261. Graph Valid Tree

Given n nodes labeled from 0 to n - 1 and a list of undirected edges (each edge is a pair of nodes), write a function to check whether these edges make up a valid tree.

For example:

Given n = 5 and edges = [[0, 1], [0, 2], [0, 3], [1, 4]], return true.

Given n = 5 and edges = [[0, 1], [1, 2], [2, 3], [1, 3], [1, 4]], return false.

Hint:

Given n = 5 and edges = [[0, 1], [1, 2], [3, 4]], what should your return? Is this case a valid tree?

Note:

You can assume that no duplicate edges will appear in edges.

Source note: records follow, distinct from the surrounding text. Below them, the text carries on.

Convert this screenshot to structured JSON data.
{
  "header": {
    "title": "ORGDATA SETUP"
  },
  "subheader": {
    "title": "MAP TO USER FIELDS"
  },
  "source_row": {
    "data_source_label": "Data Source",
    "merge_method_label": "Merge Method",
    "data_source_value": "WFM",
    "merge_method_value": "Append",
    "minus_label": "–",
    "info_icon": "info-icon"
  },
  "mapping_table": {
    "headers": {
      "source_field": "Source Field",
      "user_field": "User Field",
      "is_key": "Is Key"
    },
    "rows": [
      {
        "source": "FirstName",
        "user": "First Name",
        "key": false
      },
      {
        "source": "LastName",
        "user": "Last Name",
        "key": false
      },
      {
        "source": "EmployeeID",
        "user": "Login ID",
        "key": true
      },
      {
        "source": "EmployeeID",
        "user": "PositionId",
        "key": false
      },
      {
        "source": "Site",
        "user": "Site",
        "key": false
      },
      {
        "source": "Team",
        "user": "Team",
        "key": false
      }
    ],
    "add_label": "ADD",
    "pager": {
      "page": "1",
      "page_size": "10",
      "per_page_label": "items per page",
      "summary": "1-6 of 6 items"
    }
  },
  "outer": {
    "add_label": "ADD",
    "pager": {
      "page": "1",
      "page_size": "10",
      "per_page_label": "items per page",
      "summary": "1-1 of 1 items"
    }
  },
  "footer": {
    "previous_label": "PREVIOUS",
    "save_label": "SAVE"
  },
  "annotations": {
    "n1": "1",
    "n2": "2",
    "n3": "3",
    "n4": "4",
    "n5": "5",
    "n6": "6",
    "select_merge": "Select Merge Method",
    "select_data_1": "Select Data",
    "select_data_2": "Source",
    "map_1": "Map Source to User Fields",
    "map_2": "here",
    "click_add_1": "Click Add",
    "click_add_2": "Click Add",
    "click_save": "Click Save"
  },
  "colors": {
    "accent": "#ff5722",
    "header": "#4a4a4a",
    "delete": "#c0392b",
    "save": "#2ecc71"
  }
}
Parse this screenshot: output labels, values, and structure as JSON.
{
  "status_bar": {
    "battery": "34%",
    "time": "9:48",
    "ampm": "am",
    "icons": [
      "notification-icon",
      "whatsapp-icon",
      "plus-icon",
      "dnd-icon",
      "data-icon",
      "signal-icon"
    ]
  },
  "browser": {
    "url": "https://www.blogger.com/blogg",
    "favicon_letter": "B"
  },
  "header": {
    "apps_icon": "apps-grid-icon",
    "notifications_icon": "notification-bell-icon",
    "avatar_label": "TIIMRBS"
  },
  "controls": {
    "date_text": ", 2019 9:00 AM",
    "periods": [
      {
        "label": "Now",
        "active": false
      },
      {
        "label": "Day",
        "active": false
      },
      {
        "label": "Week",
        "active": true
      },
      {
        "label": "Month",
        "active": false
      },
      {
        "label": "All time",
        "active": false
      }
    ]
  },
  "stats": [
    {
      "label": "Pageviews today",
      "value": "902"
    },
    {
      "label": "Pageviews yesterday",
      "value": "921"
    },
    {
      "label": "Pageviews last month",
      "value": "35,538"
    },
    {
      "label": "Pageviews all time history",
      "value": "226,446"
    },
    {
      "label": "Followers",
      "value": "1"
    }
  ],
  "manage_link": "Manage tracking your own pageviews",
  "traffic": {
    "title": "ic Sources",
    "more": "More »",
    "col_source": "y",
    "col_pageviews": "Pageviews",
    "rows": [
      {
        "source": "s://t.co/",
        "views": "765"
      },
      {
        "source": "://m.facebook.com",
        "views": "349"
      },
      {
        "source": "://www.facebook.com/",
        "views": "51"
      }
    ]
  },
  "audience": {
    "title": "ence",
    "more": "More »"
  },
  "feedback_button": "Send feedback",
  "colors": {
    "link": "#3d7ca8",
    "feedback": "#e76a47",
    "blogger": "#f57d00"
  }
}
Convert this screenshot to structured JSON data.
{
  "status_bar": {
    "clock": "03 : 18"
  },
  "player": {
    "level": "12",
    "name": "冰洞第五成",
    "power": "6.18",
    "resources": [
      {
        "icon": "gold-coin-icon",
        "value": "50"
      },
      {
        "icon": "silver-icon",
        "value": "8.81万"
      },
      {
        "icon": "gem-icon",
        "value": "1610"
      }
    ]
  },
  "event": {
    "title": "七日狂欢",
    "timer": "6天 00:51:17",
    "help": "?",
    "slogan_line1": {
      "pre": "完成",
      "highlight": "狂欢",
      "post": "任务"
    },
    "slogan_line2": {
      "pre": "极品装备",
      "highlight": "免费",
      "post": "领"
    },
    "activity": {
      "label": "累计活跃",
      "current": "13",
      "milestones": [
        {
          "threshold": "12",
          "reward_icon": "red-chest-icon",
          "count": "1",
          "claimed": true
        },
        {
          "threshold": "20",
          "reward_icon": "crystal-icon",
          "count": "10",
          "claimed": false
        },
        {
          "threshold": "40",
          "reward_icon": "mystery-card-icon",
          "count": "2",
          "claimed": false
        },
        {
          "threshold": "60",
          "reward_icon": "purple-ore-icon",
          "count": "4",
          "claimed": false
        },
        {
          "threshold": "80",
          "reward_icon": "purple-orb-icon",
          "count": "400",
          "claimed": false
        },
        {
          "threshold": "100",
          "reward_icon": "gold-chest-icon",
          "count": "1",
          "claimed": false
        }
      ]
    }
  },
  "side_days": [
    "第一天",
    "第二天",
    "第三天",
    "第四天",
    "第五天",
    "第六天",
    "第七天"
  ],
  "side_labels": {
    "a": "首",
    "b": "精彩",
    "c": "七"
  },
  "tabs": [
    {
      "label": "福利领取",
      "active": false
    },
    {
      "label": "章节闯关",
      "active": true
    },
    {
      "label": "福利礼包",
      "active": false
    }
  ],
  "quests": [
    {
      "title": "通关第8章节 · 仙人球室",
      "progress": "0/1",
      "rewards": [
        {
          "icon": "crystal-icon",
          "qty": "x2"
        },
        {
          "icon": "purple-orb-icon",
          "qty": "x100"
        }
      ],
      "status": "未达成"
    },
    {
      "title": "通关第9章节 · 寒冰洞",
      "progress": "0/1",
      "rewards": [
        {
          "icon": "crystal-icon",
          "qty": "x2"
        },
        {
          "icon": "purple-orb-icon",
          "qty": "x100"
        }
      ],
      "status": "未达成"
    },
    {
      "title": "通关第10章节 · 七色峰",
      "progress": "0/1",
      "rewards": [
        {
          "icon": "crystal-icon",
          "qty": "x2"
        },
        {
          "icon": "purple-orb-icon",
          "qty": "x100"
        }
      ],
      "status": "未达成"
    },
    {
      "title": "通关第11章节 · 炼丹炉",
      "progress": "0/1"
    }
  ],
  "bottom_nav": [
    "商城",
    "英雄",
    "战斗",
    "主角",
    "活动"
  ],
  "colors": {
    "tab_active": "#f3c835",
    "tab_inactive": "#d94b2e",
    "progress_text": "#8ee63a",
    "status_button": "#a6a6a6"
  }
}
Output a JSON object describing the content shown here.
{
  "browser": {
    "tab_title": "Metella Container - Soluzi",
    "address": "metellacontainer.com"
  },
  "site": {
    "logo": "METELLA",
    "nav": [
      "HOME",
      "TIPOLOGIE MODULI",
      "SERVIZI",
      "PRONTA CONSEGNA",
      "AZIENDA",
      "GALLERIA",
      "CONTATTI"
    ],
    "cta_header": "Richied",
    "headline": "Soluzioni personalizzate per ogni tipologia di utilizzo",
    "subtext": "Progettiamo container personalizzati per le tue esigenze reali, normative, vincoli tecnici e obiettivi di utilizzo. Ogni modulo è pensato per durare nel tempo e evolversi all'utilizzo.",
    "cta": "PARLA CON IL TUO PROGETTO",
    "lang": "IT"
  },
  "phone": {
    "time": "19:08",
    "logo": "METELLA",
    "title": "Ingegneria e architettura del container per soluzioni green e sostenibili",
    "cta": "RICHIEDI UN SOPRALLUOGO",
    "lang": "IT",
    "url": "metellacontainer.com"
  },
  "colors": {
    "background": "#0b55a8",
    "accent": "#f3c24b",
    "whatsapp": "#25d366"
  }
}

Since all edges are undirected, [0, 1] is the same as [1, 0] and thus will not appear together in edges.

Solution: Union-find

class Solution(object):
    def validTree(self, n, edges):
        """
        :type n: int
        :type edges: List[List[int]]
        :rtype: bool
        """
        if n != len(edges) + 1:
            return False
        unions = [-1] * n
        for left, right in edges:
            left_root = self.find(left, unions)
            right_root = self.find(right, unions)
            if left_root == right_root:
                return False
            unions[left_root] = right_root
        return True

    def find(self, num, unions):
        root = num
        while root != unions[root] >= 0:
            root = unions[root]
        unions[num] = root
        return root

Lessons:

• n == len(edges) + 1 guarantees all nodes are connected once.
• If both ends of a new edge are already in the same union, there is a circle.
• find also creates a new union when see a new number.